Show that the degree of $f$ divides 4 .
Show that there is a extension $K$ of $F$ whose degree over $F$ divides 8 such that $f$ splits in $K$.

Thanks
 A: For the the first part:
$[L:E]=2$ and $[E:F]=2$. So $$[L:F]=[L:E][E:F]=4.$$
The mininmal polynomial of $\alpha\in L$ over $F$ is $f$. Then 
$$[F(\alpha):F]=\deg (f)$$
But we know that $$[L:F]=[L:F(\alpha)][F(\alpha):F],$$
From the second and the third equtaion it follows that $\deg(f)$ divides $[L:F]=4$. 
Fact 1:

Let $[L(\theta):L]=2$. Then the minimal polynomial of $\theta$ over $L$ splits over $L(\theta)$.  

Proof:
Let $p(x)=x^2+bx+c$ be the minimalpolynomial of $\theta$ over $F$. Let $\theta'$ be the other root $p$. Then $\theta+\theta'=-b$, so $\theta'=-b-\theta\in F(\theta)$.
For the second part:
There are two possibilities: $\deg (f)=2$ or $\deg (f)=4$. If $\deg(f)=2$, then (by Fact 1) $f$ splits over $F(\alpha)$  and we are done. 
Assume that $\deg (f)=4$. Let $g$ be the minimal polynomial  of $\alpha$ over $E$ (so that $\deg (g)=2$).
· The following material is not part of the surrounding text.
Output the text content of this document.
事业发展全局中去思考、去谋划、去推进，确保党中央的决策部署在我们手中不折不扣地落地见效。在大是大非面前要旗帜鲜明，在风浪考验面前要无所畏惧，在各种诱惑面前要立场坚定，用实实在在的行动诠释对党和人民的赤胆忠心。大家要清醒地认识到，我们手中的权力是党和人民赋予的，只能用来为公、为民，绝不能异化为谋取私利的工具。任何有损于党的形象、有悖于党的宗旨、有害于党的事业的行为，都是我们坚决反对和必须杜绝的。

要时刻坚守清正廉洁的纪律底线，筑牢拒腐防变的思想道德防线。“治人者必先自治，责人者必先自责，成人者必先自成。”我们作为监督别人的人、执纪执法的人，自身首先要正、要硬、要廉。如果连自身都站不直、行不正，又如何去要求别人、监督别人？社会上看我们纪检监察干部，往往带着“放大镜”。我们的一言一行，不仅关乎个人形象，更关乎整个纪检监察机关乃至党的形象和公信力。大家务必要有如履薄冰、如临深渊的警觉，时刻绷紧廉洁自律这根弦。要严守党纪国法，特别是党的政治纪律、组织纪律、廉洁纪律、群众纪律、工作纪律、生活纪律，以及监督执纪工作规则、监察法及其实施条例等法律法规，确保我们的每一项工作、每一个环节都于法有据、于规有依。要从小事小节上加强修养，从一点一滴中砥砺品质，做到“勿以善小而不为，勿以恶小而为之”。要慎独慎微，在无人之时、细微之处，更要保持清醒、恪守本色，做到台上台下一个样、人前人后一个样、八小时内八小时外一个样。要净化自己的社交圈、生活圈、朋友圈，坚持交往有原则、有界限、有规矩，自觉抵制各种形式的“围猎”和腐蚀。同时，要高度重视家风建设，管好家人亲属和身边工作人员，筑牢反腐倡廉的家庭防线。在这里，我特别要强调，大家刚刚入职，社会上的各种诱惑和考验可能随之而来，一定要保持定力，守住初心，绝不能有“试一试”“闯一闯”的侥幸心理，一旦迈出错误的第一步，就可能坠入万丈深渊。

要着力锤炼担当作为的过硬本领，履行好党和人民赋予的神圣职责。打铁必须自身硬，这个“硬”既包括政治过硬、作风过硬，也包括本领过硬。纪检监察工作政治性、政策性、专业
Then $f=gh$ for some $h\in E[x]$  with $\deg(h)=2$. Then (by fact 1) $g$ splits over $K$. If $h$ splits over $K$ then, we are done. Otherwise, define $L=K(\beta)$ where $\beta$ is a root of $g$. Then $[L:K]=2$ and $h$ splits in $L$ (again by Fact 1). So $f=gh$ splits in $L$ and  $[L:F]=[L:K][K:F]=8$; and we are done.
A: You can do this by hand. Without loss
$$E=F(\sqrt{a})$$ where $a\in F$
and 
$$L=E(\sqrt{p+q\sqrt{a}})$$
its now easy to see that 
$$L(\sqrt{p-q\sqrt{a}})$$ is a splitting field.